In a moving tribute on the 36th anniversary of the Kashmiri Pandit exodus, superstar Anupam Kher took to social media to relive the harrowing events that uprooted an entire community, blending personal anguish with a call for remembrance amid his milestone 550th film project.
January 19, 1990, remains etched in history as the day when militant threats and brutal attacks forced nearly 500,000 Kashmiri Hindus to abandon the Valley overnight. Kher, hailing from a Pandit family, appeared visibly emotional in his video address on X, challenging the notion of burying painful histories.
‘Why dwell on dark days?’ he posed rhetorically. ‘Because joy gets celebrated, so must grief—it honors those who suffered losses exactly 36 years ago today. We can’t alter the past, but we refuse to erase it.’ His words struck a chord, amplifying the voices of survivors still displaced in refugee camps.
Addressing critics who point to the scrapping of Article 370 as a panacea, Kher clarified, ‘That was a commendable move, but terror’s shadow lingers. Conditions have improved marginally, not revolutionized. I’ve met elders desperate to return, their sanity fraying from homesickness.’

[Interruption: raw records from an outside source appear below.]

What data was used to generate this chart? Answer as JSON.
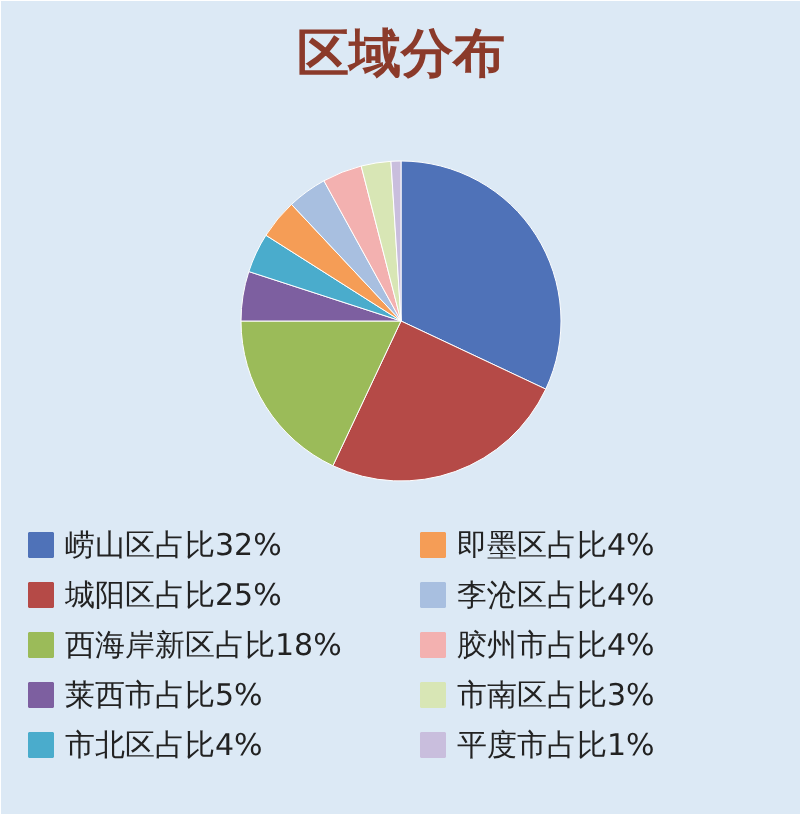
{
  "chart_data": {
    "type": "pie",
    "title": "区域分布",
    "categories": [
      "崂山区占比32%",
      "城阳区占比25%",
      "西海岸新区占比18%",
      "莱西市占比5%",
      "市北区占比4%",
      "即墨区占比4%",
      "李沧区占比4%",
      "胶州市占比4%",
      "市南区占比3%",
      "平度市占比1%"
    ],
    "values": [
      32,
      25,
      18,
      5,
      4,
      4,
      4,
      4,
      3,
      1
    ],
    "colors": [
      "#4f72b8",
      "#b54a47",
      "#9bbb59",
      "#7d5fa0",
      "#4aaccc",
      "#f59d56",
      "#a8bfe0",
      "#f3b1b0",
      "#d8e6b5",
      "#c9bedd"
    ],
    "legend": "bottom"
  }
}
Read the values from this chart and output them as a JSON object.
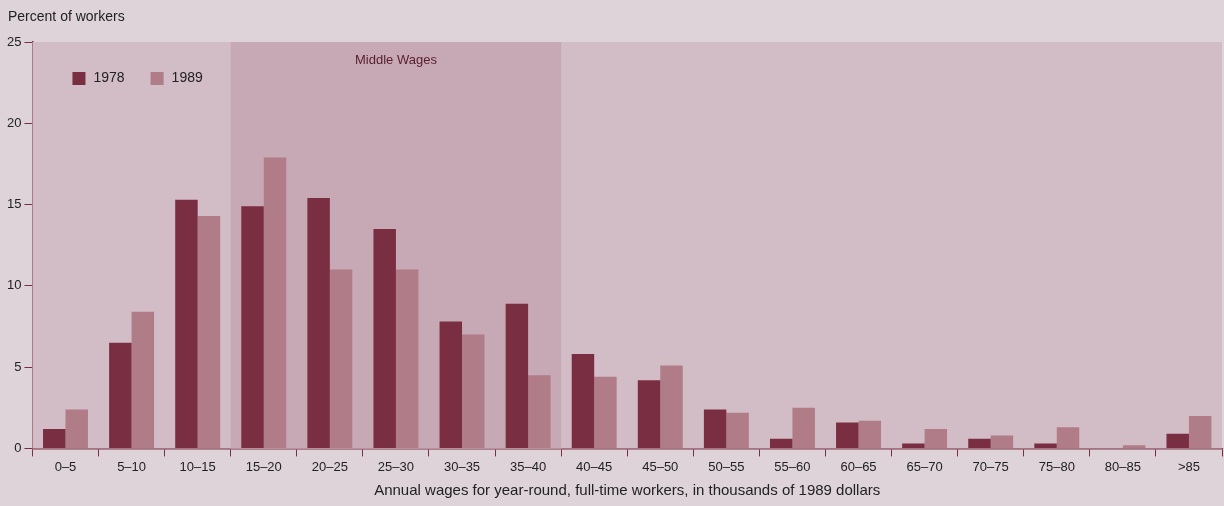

Kher’s post detailed the human cost: families fleeing with scant possessions, leaving behind generations of heritage. ‘Jammu’s tent cities bear testimony to that nightmare,’ he noted. Referencing his role in the blockbuster ‘The Kashmir Files,’ which grossed over 350 crores and spotlighted the genocide, he stressed its depiction was merely a fraction of reality.
This annual observance reignites hopes for justice and repatriation. Kher’s candid narrative not only commemorates the exodus but pressures policymakers to bridge the gap between policy wins and on-ground security, ensuring no community endures such erasure again.